Trout anglers asked for it and they got it.
A year ago, they enjoyed a January, catch-and-release opener beginning at 5 a.m. the first Saturday of the month.
This year, the early, artificial lures-only season opens Saturday.
Area fisheries biologists expect the season, and the general season that follows much later in the warmer days of May, will provide really good fishing conditions. Only the weather could put a damper, maybe more accurately a freezer, on good fishing. Surface or shore ice is the main concern.
“After the fall rains, the water levels are back to normal,” said Bradd Sims, a Department of Natural Resources’ fish biologist for Grant, Iowa, Lafayette and Richland counties who works out of Dodgeville, Wis. “The water is clear and stable. Fishing should be good.”
Jordan Weeks, in La Crosse, said trout populations are high, not historically so as in 2012, but there are some bigger fish and he said there has been fantastic reproduction in the streams in and around La Crosse and Vernon counties.
Some of the state’s better trout fishing has traditionally been in southwest Wisconsin.
As with most early seasons, clear water means anglers are going to have to be more cautious approaching likely fishing holes, Sims said.

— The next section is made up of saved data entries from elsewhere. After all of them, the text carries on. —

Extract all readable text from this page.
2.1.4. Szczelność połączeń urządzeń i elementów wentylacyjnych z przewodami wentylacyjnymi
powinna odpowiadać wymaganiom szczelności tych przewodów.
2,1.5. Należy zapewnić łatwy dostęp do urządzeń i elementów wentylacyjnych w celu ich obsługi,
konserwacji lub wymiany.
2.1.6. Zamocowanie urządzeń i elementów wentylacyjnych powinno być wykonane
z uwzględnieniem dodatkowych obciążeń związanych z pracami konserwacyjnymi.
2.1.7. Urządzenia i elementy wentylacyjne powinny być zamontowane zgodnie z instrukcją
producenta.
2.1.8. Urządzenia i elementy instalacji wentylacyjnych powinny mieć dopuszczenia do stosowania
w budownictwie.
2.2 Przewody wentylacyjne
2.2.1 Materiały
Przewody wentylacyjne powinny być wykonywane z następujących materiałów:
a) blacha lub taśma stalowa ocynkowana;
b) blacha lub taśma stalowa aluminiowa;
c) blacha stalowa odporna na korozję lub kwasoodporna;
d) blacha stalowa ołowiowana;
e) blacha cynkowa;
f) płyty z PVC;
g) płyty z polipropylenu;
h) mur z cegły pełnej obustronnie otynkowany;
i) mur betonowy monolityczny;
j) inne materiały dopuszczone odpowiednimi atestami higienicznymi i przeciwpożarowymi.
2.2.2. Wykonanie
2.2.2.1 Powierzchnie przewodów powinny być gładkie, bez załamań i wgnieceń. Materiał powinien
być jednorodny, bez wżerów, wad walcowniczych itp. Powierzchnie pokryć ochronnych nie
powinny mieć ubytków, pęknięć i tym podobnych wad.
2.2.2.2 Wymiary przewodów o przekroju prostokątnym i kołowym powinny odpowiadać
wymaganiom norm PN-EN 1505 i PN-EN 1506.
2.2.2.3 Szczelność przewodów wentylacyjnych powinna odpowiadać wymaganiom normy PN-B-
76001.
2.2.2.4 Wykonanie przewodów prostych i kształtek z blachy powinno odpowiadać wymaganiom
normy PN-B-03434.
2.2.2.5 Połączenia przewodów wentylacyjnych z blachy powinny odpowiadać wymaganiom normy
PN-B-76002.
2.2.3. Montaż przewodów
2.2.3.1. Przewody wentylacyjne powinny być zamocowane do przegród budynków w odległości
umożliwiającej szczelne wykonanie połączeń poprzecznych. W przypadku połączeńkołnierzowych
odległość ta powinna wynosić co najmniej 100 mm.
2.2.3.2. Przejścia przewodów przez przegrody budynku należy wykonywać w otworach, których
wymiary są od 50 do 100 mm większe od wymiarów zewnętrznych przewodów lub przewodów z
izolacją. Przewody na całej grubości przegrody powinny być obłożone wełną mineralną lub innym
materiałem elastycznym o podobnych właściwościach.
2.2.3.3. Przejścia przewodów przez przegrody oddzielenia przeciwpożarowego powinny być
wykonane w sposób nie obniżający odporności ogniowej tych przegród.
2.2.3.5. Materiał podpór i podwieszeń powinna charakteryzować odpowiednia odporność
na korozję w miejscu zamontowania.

“The fish can be a little spooky but they can see the lures a lot easier with the clear water. The numbers are good, even in Richland County where the fall flooding washed out some of the silt and made for better spawning conditions in the future,” Sims said.

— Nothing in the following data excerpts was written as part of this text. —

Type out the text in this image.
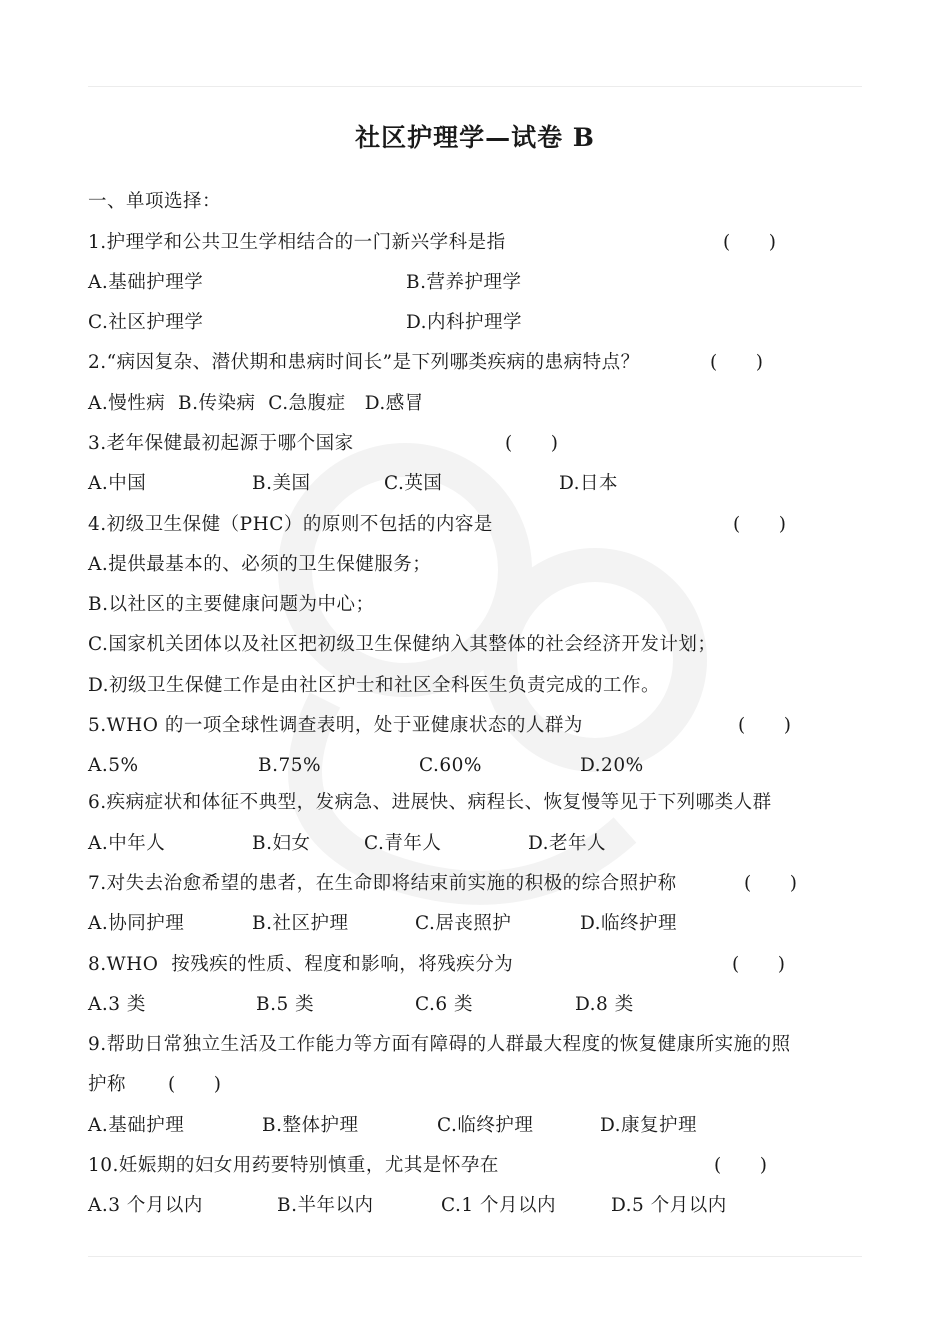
社区护理学—试卷 B
一、单项选择：
1.护理学和公共卫生学相结合的一门新兴学科是指	(　　)
A.基础护理学	B.营养护理学
C.社区护理学	D.内科护理学
2.“病因复杂、潜伏期和患病时间长”是下列哪类疾病的患病特点？	(　　)
A.慢性病  B.传染病  C.急腹症   D.感冒
3.老年保健最初起源于哪个国家	(　　)
A.中国	B.美国	C.英国	D.日本
4.初级卫生保健（PHC）的原则不包括的内容是	(　　)
A.提供最基本的、必须的卫生保健服务；
B.以社区的主要健康问题为中心；
C.国家机关团体以及社区把初级卫生保健纳入其整体的社会经济开发计划；
D.初级卫生保健工作是由社区护士和社区全科医生负责完成的工作。
5.WHO 的一项全球性调查表明，处于亚健康状态的人群为	(　　)
A.5%	B.75%	C.60%	D.20%
6.疾病症状和体征不典型，发病急、进展快、病程长、恢复慢等见于下列哪类人群
A.中年人	B.妇女	C.青年人	D.老年人
7.对失去治愈希望的患者，在生命即将结束前实施的积极的综合照护称	(　　)
A.协同护理	B.社区护理	C.居丧照护	D.临终护理
8.WHO  按残疾的性质、程度和影响，将残疾分为	(　　)
A.3 类	B.5 类	C.6 类	D.8 类
9.帮助日常独立生活及工作能力等方面有障碍的人群最大程度的恢复健康所实施的照
护称 (　　)
A.基础护理	B.整体护理	C.临终护理	D.康复护理
10.妊娠期的妇女用药要特别慎重，尤其是怀孕在	(　　)
A.3 个月以内	B.半年以内	C.1 个月以内	D.5 个月以内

One prized stream in Lafayette County, Steiner Creek, is now about 4-to-1 brook-to-brown trout. This small water is a catch-and-release stream during the regular season, too, for both trout.
Surface ice over portions of the water can be a hardship for anglers in January and February in southwest Wisconsin.

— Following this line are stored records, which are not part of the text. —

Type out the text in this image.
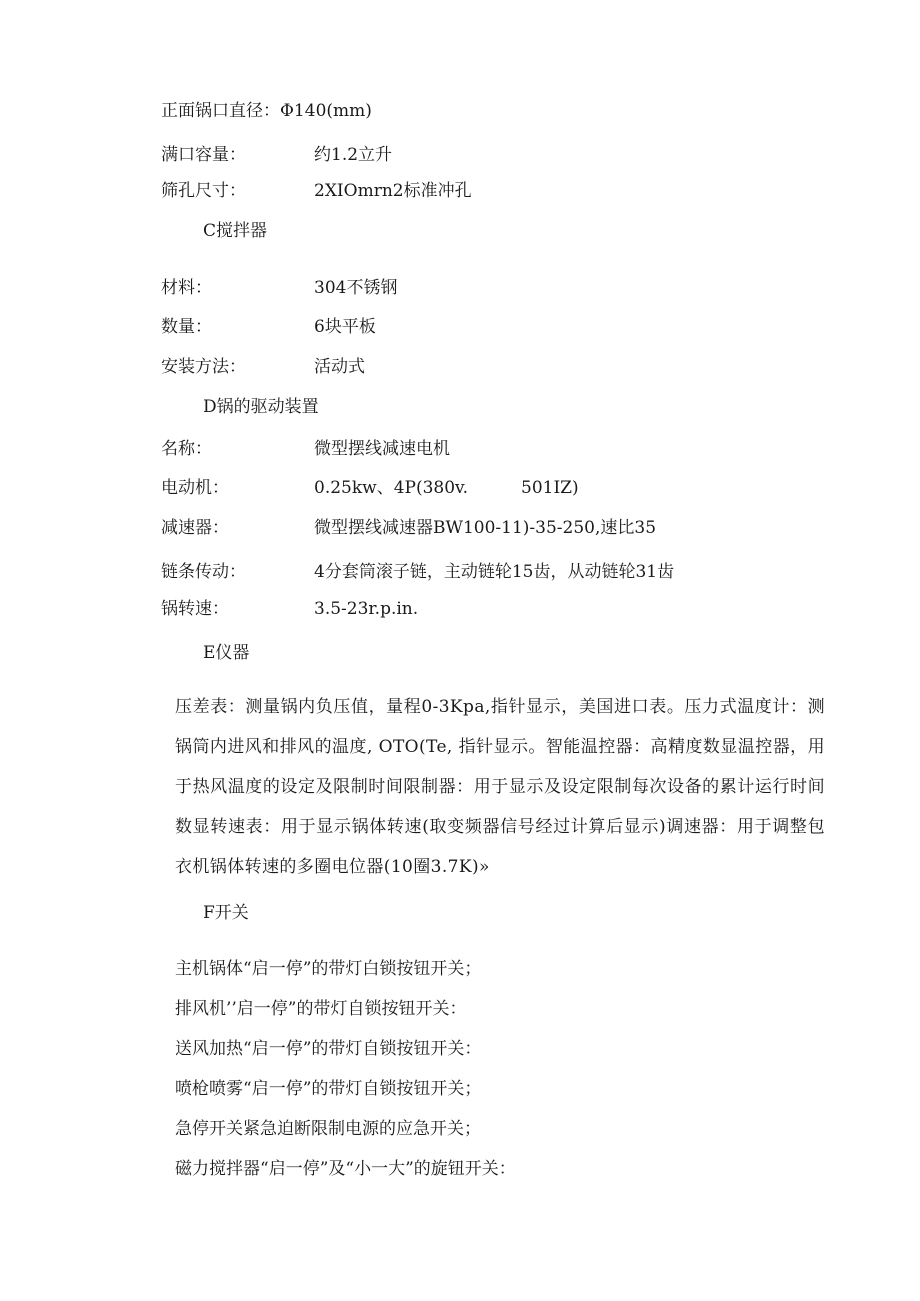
正面锅口直径：Φ140(mm)
满口容量：	约1.2立升
筛孔尺寸：	2XIOmrn2标准冲孔
C搅拌器
材料：	304不锈钢
数量：	6块平板
安装方法：	活动式
D锅的驱动装置
名称：	微型摆线减速电机
电动机：	0.25kw、4P(380v.	501IZ)
减速器：	微型摆线减速器BW100-11)-35-250,速比35
链条传动：	4分套筒滚子链，主动链轮15齿，从动链轮31齿
锅转速：	3.5-23r.p.in.
E仪器
压差表：测量锅内负压值，量程0-3Kpa,指针显示，美国进口表。压力式温度计：测锅筒内进风和排风的温度, OTO(Te, 指针显示。智能温控器：高精度数显温控器，用于热风温度的设定及限制时间限制器：用于显示及设定限制每次设备的累计运行时间数显转速表：用于显示锅体转速(取变频器信号经过计算后显示)调速器：用于调整包衣机锅体转速的多圈电位器(10圈3.7K)»
F开关
主机锅体“启一停”的带灯白锁按钮开关；
排风机’’启一停”的带灯自锁按钮开关：
送风加热“启一停”的带灯自锁按钮开关：
喷枪喷雾“启一停”的带灯自锁按钮开关；
急停开关紧急迫断限制电源的应急开关；
磁力搅拌器“启一停”及“小一大”的旋钮开关：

Weeks expects anglers to hook onto a few bigger fish now that the population is not at record highs.
“A bit lower densities provide some relief for trout food. It’s not a bad thing (lower density) and it can lead to bigger fish. We continue to have fantastic reproduction, too,” Weeks said. “That, with flushing out the streams with the fall flooding and exposing gravel areas, should produce some high levels of young-of-the-year trout next summer, both brown and brook trout.”
Work on finding truly wild brook trout through genetics could continue to put stream reproduction on a good path for the future.
“Typically, if there are brown and brook trout in a stream, the brown trout win and there have been some cases in Grant County of mixed streams going to 100 percent browns in a few years,” Weeks said. “Streams that have good brook trout conditions can be pushed the other way by catch and release on the brookies and harvest only on the browns.”
But conditions, such as colder waters, have to exist for that (more brook trout) to happen.
Weeks scores the outlook, weather permitting, at very, very good for streams in his region.
The early trout season closes May 6, followed by the opening of the regular season the next day on Saturday, May 7, at 5 a.m. The regular trout season closes Oct. 15.